La censura è inammissibile per genericità. I ricorrenti, infatti, non indicano in quale momento processuale, e con quale strumento, sarebbe stata introdotta nel giudizio di merito la questione del differente apprezzamento delle responsabilità, del S. e di C Tre S.n.c., della quale non vi è traccia in sentenza. Quest’ultima, infatti, afferma soltanto che la domanda di manleva, spiegata dalla società contro il progettista e direttore dei lavori, doveva essere respinta perché l’appellante non aveva superato la statuizione della sentenza di prime cure, secondo la quale non era stata raggiunta la prova della negligenza del professionista.

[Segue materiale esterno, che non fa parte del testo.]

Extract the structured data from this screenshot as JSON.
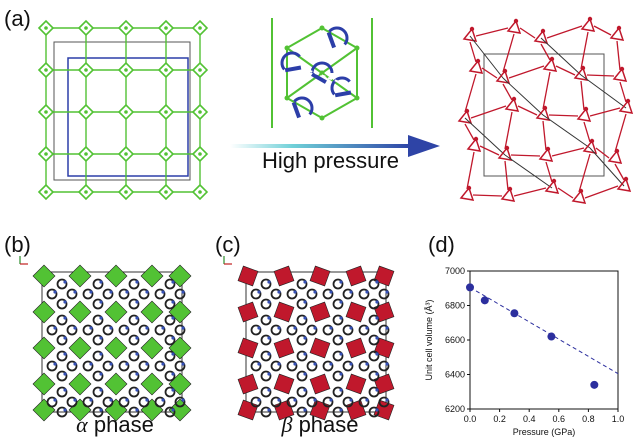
{
  "panels": {
    "a": "(a)",
    "b": "(b)",
    "c": "(c)",
    "d": "(d)"
  },
  "arrow_label": "High pressure",
  "phase_alpha": {
    "symbol": "α",
    "word": "phase"
  },
  "phase_beta": {
    "symbol": "β",
    "word": "phase"
  },
  "colors": {
    "green_net": "#52c234",
    "red_net": "#c0182c",
    "blue_cell": "#2c3ea8",
    "arrow": "#2e44a6",
    "points": "#2c2f9e"
  },
  "chart_data": {
    "type": "scatter",
    "xlabel": "Pressure (GPa)",
    "ylabel": "Unit cell volume (Å³)",
    "xlim": [
      0.0,
      1.0
    ],
    "ylim": [
      6200,
      7000
    ],
    "xticks": [
      "0.0",
      "0.2",
      "0.4",
      "0.6",
      "0.8",
      "1.0"
    ],
    "yticks": [
      "6200",
      "6400",
      "6600",
      "6800",
      "7000"
    ],
    "points": [
      {
        "x": 0.0,
        "y": 6905
      },
      {
        "x": 0.1,
        "y": 6830
      },
      {
        "x": 0.3,
        "y": 6755
      },
      {
        "x": 0.55,
        "y": 6620
      },
      {
        "x": 0.84,
        "y": 6340
      }
    ],
    "fit": {
      "x": [
        0.0,
        1.0
      ],
      "y": [
        6905,
        6405
      ],
      "style": "dashed"
    }
  }
}
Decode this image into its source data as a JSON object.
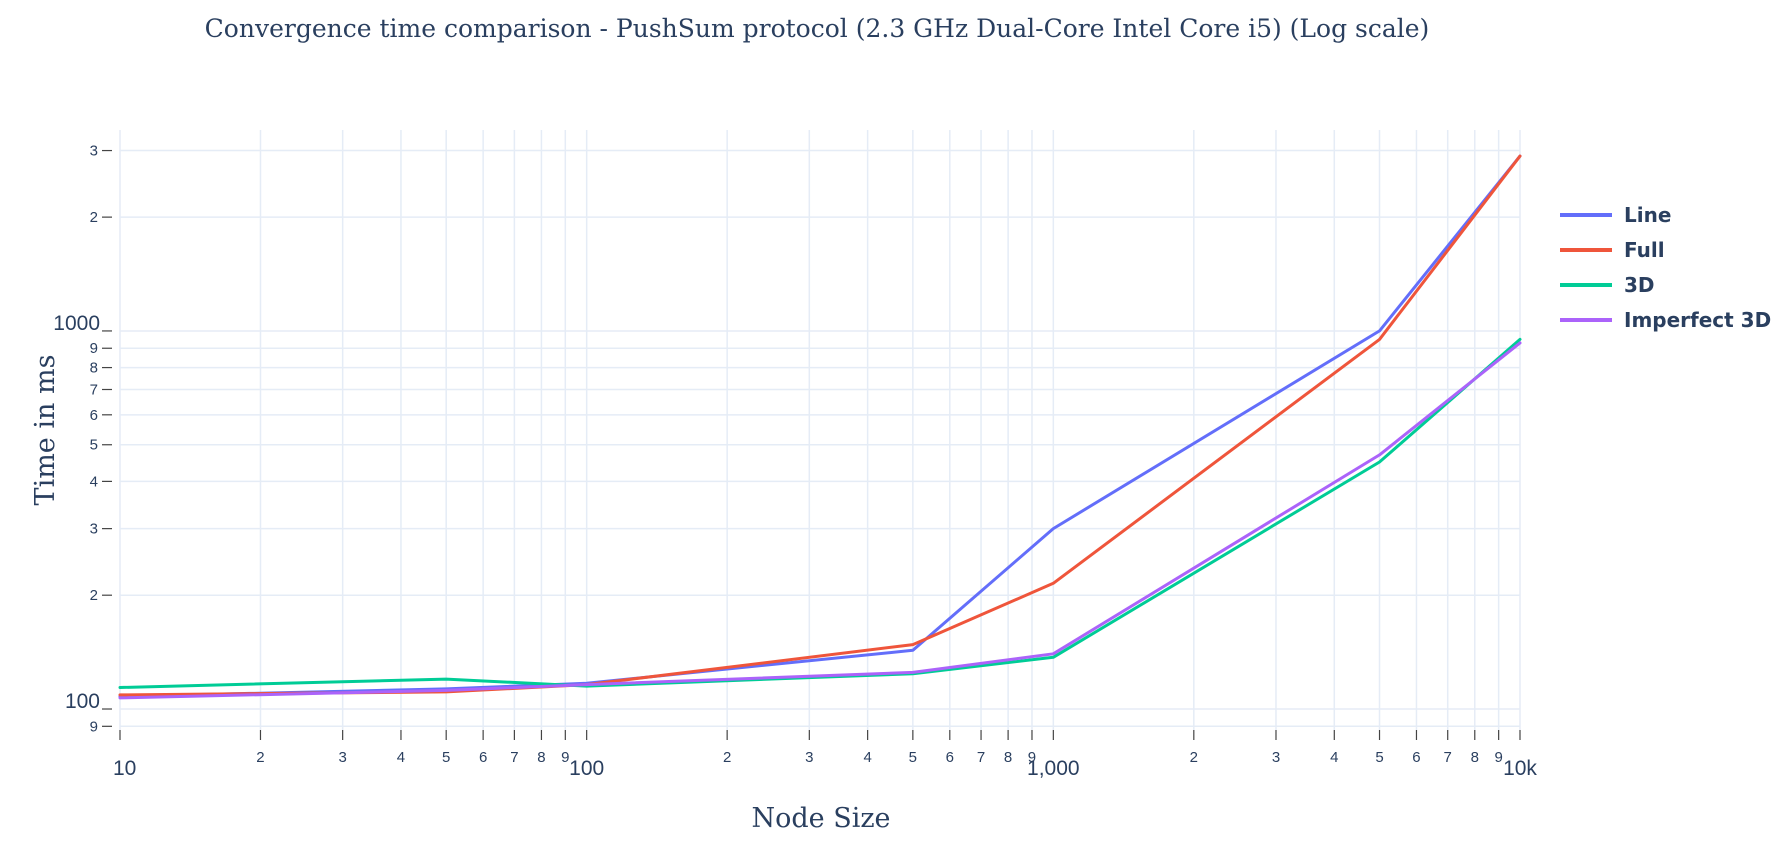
{
  "chart_data": {
    "type": "line",
    "title": "Convergence time comparison - PushSum protocol (2.3 GHz Dual-Core Intel Core i5) (Log scale)",
    "xlabel": "Node Size",
    "ylabel": "Time in ms",
    "x_scale": "log",
    "y_scale": "log",
    "xlim": [
      10,
      10000
    ],
    "ylim": [
      88,
      3400
    ],
    "grid": true,
    "legend_position": "right",
    "x": [
      10,
      50,
      100,
      500,
      1000,
      5000,
      10000
    ],
    "series": [
      {
        "name": "Line",
        "color": "#636efa",
        "values": [
          108,
          113,
          117,
          143,
          300,
          1000,
          2900
        ]
      },
      {
        "name": "Full",
        "color": "#ef553b",
        "values": [
          109,
          111,
          116,
          148,
          215,
          950,
          2900
        ]
      },
      {
        "name": "3D",
        "color": "#00cc96",
        "values": [
          114,
          120,
          115,
          124,
          137,
          450,
          950
        ]
      },
      {
        "name": "Imperfect 3D",
        "color": "#ab63fa",
        "values": [
          107,
          112,
          116,
          125,
          140,
          470,
          930
        ]
      }
    ],
    "x_ticks": {
      "major": [
        {
          "value": 10,
          "label": "10"
        },
        {
          "value": 100,
          "label": "100"
        },
        {
          "value": 1000,
          "label": "1,000"
        },
        {
          "value": 10000,
          "label": "10k"
        }
      ],
      "minor_labels": [
        "2",
        "3",
        "4",
        "5",
        "6",
        "7",
        "8",
        "9"
      ]
    },
    "y_ticks": {
      "major": [
        {
          "value": 100,
          "label": "100"
        },
        {
          "value": 1000,
          "label": "1000"
        }
      ],
      "minor": [
        {
          "value": 90,
          "label": "9"
        },
        {
          "value": 200,
          "label": "2"
        },
        {
          "value": 300,
          "label": "3"
        },
        {
          "value": 400,
          "label": "4"
        },
        {
          "value": 500,
          "label": "5"
        },
        {
          "value": 600,
          "label": "6"
        },
        {
          "value": 700,
          "label": "7"
        },
        {
          "value": 800,
          "label": "8"
        },
        {
          "value": 900,
          "label": "9"
        },
        {
          "value": 2000,
          "label": "2"
        },
        {
          "value": 3000,
          "label": "3"
        }
      ]
    }
  }
}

In ogni caso, con il passaggio motivazionale appena richiamato la Corte di Appello ha sostanzialmente confermato la valutazione di merito già condotta dal Tribunale, esprimendo un giudizio in fatto non censurabile in sede di legittimità.
Infine, va anche considerate che mentre la responsabilità del S. è fondata sul rapporto professionale, e dunque va apprezzata secondo il criterio della colpa, quella relativa al diverso rapporto tra venditore ed acquirente, in caso di consegna di aliud pro alio, va valutata in relazione alla natura del bene ed alla sua oggettiva corrispondenza, o meno, a quanto pattuito tra le parti. E’ quindi del tutto logico che i due apprezzamenti siano svolti in maniera diversa e possano approdare, in concreto, a conclusioni difformi.
In definitiva, il ricorso va rigettato.
Le spese del presente giudizio di legittimità, liquidate come da dispositivo, seguono la soccombenza.
Stante il tenore della pronuncia, va dato atto – ai sensi del D.P.R. n. 115 del 2002, art. 13, comma 1 quater – della sussistenza dei presupposti processuali per il versamento di un ulteriore importo a titolo contributo unificato, pari a quello previsto per la proposizione dell’impugnazione, se dovuto.
PQM
la Corte rigetta il ricorso e condanna la parte ricorrente al pagamento, in favore della parte controricorrente, delle spese del presente giudizio di legittimità, che liquida in Euro 4.300, di cui Euro 200 per esborsi, oltre rimborso delle spese generali nella misura del 15%, iva, cassa avvocati ed accessori tutti come per legge.
Ai sensi del D.P.R. n. 115 del 2002, art. 13, comma 1 quater, dà atto della sussistenza dei presupposti processuali per il versamento, da parte dei ricorrenti, di un ulteriore importo a titolo di contributo unificato pari a quello previsto per il ricorso, a norma dello stesso art. 13, comma 1-bis, se dovuto.
Così deciso in Roma, nella Camera di consiglio della Sezione Seconda Civile, il 1 dicembre 2021.